Background: Limitations of the 2002 guidelines
For the most part, national screening for maternal GBS colonization and the use of intrapartum chemoprophylaxis has been an obstetrical success story but there are limitations to current prevention strategies.
However, success has not been universal. Only 63% of women delivering preterm with unknown GBS status receive prophylaxis.1,5 Moreover, between 2003 and 2006 GBS EOD rates increased significantly among term African American infants from 0.53 to 0.86 per 1,000 (P=.005) compared with Caucasian infants whose rates remained unchanged (0.26 to 0.29 per 1,000; P=.64).6 The cause of this racial disparity remains largely unexplained.
Another concern is that only 14% of penicillin-allergic women receive the appropriate alternative agent, cefazolin. In 1 study, 70% of penicillin allergic women at low risk for anaphylaxis inappropriately received clindamycin.5 This is a major concern because the CDC estimates that resistance among invasive GBS isolates ranges from 25% to 32% for erythromycin and from 13% to 20% for clindamycin.1 Worse, clindamycin and erythromycin susceptibility testing is rarely performed at all despite recommendations that such testing be conducted on all isolates from penicillin-allergic women.1 Moreover, when susceptibility testing is performed, labs often do not use the correct method (ie, D-zone testing) despite the fact that inducible clindamycin resistance can occur when routine susceptibility tests indicate sensitivity.1
The 2002 CDC guidelines did not specify a colony-count threshold for defining GBS bacteriuria.4 They also did not address the utility of PCR-based nucleic acid amplification tests (NAAT) that appear to have nearly comparable sensitivity to culture-based methods and are being increasingly employed.

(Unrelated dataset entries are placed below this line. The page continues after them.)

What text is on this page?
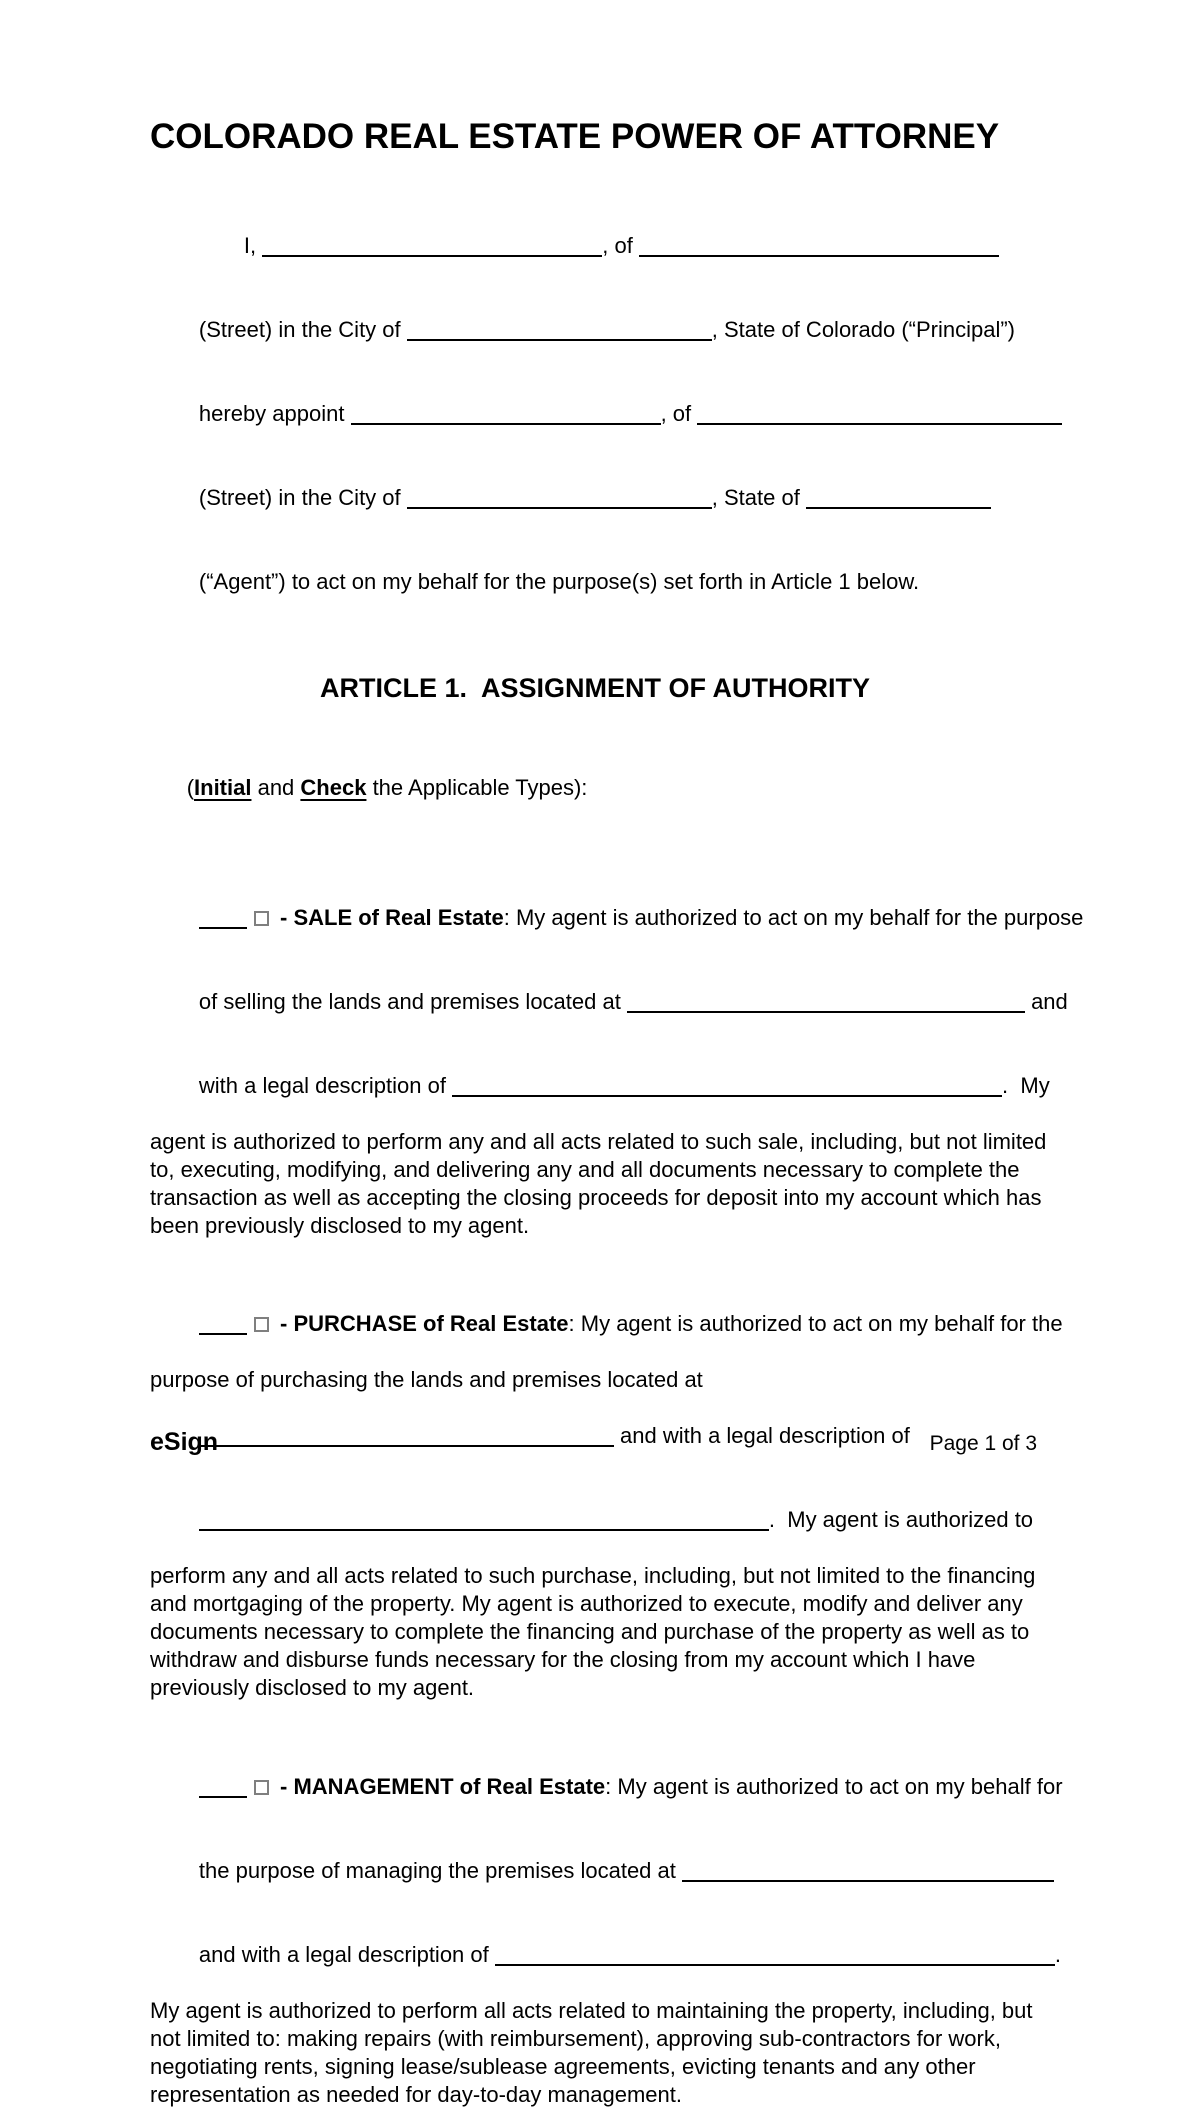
COLORADO REAL ESTATE POWER OF ATTORNEY

I,	, of

(Street) in the City of	, State of Colorado (“Principal”)

hereby appoint	, of

(Street) in the City of	, State of

(“Agent”) to act on my behalf for the purpose(s) set forth in Article 1 below.

ARTICLE 1.  ASSIGNMENT OF AUTHORITY

(Initial and Check the Applicable Types):

- SALE of Real Estate: My agent is authorized to act on my behalf for the purpose

of selling the lands and premises located at	and

with a legal description of	.  My

agent is authorized to perform any and all acts related to such sale, including, but not limited
to, executing, modifying, and delivering any and all documents necessary to complete the
transaction as well as accepting the closing proceeds for deposit into my account which has
been previously disclosed to my agent.

- PURCHASE of Real Estate: My agent is authorized to act on my behalf for the

purpose of purchasing the lands and premises located at

and with a legal description of

.  My agent is authorized to

perform any and all acts related to such purchase, including, but not limited to the financing
and mortgaging of the property. My agent is authorized to execute, modify and deliver any
documents necessary to complete the financing and purchase of the property as well as to
withdraw and disburse funds necessary for the closing from my account which I have
previously disclosed to my agent.

- MANAGEMENT of Real Estate: My agent is authorized to act on my behalf for

the purpose of managing the premises located at

and with a legal description of	.

My agent is authorized to perform all acts related to maintaining the property, including, but
not limited to: making repairs (with reimbursement), approving sub-contractors for work,
negotiating rents, signing lease/sublease agreements, evicting tenants and any other
representation as needed for day-to-day management.
eSign	Page 1 of 3
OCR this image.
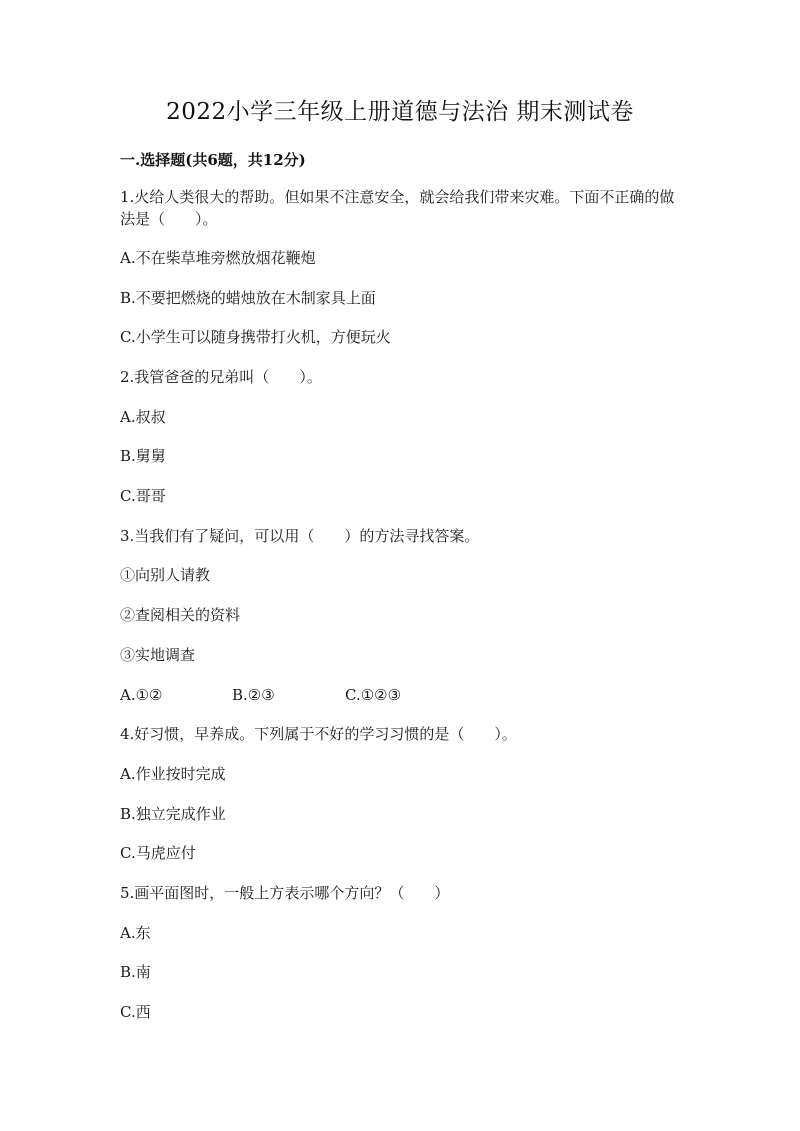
2022小学三年级上册道德与法治 期末测试卷
一.选择题(共6题，共12分)
1.火给人类很大的帮助。但如果不注意安全，就会给我们带来灾难。下面不正确的做法是（　　）。
A.不在柴草堆旁燃放烟花鞭炮
B.不要把燃烧的蜡烛放在木制家具上面
C.小学生可以随身携带打火机，方便玩火
2.我管爸爸的兄弟叫（　　）。
A.叔叔
B.舅舅
C.哥哥
3.当我们有了疑问，可以用（　　）的方法寻找答案。
①向别人请教
②查阅相关的资料
③实地调查
A.①②	B.②③	C.①②③
4.好习惯，早养成。下列属于不好的学习习惯的是（　　）。
A.作业按时完成
B.独立完成作业
C.马虎应付
5.画平面图时，一般上方表示哪个方向？（　　）
A.东
B.南
C.西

Another unknown is the optimal duration of intrapartum chemoprophylaxis. EOD is thought to arise from in utero aspiration of GBS-contaminated amniotic fluid, while fetal exposure during passage through the vagina more often results in benign colonization.1
This raises the question of whether therapeutic levels of penicillin are needed in fetal serum or amniotic fluid to confer protection against EOD. Assuming the latter, in 1992 the American Academy of Pediatrics (AAP) made a recommendation for at least 4 hours of intrapartum antibiotic prophylaxis despite a lack of evidence.7
More recent studies have shown therapeutic levels of ampicillin are achieved in amniotic fluid within 5 minutes after maternal infusion8; thus, it is likely that penicillin achieves comparable results. Moreover, this arbitrary threshold has meant that infants of women delivered within 4 hours of initial treatment were subject to potentially invasive diagnostic testing.